Mitt Romney Reiterates '12 Million New Jobs' Claim Despite Lack Of Evidence

Mitt Romney Misleads On '12 Million New Jobs' Claim
US President Barack Obama (L) Republican presidential candidate Mitt Romney (R) participate in the second presidential debate at the David Mack Center at Hofstra University in Hempstead, New York, October 16, 2012, moderated by CNN's Candy Crowley. AFP PHOTO / Saul LOEB (Photo credit should read SAUL LOEB/AFP/Getty Images)
US President Barack Obama (L) Republican presidential candidate Mitt Romney (R) participate in the second presidential debate at the David Mack Center at Hofstra University in Hempstead, New York, October 16, 2012, moderated by CNN's Candy Crowley. AFP PHOTO / Saul LOEB (Photo credit should read SAUL LOEB/AFP/Getty Images)

Republican presidential candidate Mitt Romney continued to push the claim that his jobs plan will create 12 million jobs during Tuesday's presidential debate, despite recent controversy surrounding the studies on which that claim is based.

"We have not made the progress, we need to make to put people back to work," Romney said, according to a transcript provided by the Washington Post. "That’s why I put out a five-point plan that gets America 12 million new jobs in four years and rising take-home pay."

In some ways, it's a safe bet, with a recent analysis predicting that exact number of jobs will be created by 2016, regardless of who becomes president, a point noted by the Washington Post's Glenn Kessler.

But when Kessler pushed the Romney campaign for the exact numbers and studies on which the jobs claim is based, they handed him "totally different studies ... with completely different timelines" than what is in the white paper that became the basis of Romney's plan. One study, for example, had a 10-year plan, and another had little to do with Romney's policy ideas.

"They're just faking it," Nobel Prize-winning economist Paul Krugman wrote in a New York Times blog post in response to the article.

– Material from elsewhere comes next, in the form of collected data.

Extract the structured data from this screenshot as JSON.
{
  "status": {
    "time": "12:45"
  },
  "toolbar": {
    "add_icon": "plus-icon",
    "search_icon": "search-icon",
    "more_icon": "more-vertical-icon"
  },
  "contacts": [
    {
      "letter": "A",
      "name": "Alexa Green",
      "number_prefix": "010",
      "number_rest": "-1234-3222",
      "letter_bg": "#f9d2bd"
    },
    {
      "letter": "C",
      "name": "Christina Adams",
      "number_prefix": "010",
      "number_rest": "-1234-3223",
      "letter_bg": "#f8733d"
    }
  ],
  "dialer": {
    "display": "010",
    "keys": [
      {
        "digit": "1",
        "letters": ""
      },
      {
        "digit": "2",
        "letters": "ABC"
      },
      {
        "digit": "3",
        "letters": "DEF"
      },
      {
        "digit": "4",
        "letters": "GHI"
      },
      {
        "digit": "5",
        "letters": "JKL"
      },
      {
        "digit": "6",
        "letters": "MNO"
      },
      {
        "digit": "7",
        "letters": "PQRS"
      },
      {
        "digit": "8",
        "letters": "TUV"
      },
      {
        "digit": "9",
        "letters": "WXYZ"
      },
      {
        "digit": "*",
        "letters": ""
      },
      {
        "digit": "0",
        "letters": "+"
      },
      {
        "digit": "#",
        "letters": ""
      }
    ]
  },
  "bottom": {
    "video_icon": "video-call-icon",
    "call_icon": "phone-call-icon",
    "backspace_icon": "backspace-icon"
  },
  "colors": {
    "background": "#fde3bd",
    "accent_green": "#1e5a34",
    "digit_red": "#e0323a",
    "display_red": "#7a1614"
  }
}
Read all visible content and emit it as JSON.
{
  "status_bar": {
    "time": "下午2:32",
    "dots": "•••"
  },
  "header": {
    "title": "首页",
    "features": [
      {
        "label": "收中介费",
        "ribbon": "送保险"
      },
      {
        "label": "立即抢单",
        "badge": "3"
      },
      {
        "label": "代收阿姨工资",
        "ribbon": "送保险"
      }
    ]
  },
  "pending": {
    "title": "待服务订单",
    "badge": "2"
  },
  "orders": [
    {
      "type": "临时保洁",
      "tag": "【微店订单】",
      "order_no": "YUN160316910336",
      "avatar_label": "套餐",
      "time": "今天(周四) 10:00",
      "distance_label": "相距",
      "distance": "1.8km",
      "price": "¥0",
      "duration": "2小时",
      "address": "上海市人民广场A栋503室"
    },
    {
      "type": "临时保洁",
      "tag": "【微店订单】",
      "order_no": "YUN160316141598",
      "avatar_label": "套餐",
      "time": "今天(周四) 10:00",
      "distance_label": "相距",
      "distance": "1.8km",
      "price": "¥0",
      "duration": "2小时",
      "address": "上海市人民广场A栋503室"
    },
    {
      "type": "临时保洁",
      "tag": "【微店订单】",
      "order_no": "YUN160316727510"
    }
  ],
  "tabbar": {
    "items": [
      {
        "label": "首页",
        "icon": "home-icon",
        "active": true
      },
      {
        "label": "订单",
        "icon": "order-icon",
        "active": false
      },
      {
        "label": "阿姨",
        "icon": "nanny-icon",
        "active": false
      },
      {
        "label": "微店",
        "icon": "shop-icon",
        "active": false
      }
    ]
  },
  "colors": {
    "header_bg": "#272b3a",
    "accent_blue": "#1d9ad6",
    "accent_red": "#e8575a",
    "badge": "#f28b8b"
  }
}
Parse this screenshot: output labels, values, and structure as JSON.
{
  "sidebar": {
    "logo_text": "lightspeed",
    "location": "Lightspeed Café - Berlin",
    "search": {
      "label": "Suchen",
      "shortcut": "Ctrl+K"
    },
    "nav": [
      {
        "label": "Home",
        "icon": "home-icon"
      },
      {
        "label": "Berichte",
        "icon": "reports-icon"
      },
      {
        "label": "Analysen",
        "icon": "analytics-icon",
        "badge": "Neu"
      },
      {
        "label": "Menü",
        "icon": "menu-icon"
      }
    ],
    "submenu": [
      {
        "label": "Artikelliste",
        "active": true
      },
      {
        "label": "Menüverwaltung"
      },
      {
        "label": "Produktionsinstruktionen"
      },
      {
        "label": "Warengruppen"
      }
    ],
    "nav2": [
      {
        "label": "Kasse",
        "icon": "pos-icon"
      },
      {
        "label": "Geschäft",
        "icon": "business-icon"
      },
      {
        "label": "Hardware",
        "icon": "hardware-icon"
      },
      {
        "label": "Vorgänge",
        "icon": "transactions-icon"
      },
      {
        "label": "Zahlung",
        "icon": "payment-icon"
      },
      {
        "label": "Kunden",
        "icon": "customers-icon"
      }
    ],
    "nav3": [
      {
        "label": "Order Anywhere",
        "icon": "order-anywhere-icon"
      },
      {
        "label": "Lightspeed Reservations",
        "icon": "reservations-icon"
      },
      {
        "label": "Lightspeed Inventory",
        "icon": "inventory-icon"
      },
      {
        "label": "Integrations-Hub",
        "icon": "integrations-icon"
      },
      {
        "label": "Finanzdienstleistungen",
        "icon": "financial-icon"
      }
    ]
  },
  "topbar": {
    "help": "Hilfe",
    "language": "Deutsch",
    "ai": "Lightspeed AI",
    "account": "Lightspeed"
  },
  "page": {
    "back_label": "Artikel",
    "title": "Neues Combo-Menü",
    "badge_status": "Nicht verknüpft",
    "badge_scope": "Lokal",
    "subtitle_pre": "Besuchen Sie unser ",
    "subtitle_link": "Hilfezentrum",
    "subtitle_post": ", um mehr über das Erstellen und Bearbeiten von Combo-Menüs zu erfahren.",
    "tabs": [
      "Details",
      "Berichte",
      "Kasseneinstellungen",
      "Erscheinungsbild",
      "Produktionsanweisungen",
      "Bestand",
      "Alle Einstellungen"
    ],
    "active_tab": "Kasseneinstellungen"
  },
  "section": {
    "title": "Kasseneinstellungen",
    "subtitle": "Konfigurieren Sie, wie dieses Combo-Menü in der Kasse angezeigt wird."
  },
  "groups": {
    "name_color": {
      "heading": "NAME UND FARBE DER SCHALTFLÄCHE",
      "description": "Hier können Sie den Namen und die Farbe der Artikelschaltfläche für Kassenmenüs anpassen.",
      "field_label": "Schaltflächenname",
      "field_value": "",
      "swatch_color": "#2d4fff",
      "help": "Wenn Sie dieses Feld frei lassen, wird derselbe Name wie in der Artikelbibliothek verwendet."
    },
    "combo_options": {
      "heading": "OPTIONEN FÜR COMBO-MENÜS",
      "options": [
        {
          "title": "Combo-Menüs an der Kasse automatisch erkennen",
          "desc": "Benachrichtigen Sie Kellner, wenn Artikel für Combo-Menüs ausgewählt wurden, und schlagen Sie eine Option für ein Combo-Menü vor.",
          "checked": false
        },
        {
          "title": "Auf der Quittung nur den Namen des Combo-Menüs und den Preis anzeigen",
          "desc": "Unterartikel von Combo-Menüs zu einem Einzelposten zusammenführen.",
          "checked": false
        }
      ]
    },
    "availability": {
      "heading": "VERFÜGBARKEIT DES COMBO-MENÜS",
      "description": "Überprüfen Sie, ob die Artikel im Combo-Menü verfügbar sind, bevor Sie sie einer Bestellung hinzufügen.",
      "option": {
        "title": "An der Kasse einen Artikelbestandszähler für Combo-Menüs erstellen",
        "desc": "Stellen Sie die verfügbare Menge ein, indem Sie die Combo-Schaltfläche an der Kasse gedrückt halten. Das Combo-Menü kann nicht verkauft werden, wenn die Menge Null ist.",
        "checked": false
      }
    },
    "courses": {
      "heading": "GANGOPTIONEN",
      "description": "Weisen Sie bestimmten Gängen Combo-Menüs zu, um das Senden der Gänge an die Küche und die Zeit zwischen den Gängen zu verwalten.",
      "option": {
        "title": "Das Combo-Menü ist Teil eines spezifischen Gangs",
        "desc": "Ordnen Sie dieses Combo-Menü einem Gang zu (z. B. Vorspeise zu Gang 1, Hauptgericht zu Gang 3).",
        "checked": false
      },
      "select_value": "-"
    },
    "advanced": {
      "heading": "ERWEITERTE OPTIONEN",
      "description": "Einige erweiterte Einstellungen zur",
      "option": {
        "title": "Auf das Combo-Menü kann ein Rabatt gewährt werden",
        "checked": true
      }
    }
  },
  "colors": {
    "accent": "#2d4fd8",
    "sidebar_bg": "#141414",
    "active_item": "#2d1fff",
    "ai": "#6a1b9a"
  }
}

Romney's claim that his plan would create 12 million jobs might also turn out to be false: According to a recent report from the left-leaning Center for American Progress, Romney's plan would cost the country some 360,000 jobs in 2013 alone.

The think tank analyzed Romney's plan and found that six of Romney's 59 proposals would directly eliminate jobs and that 26 measures wouldn't change policy at all.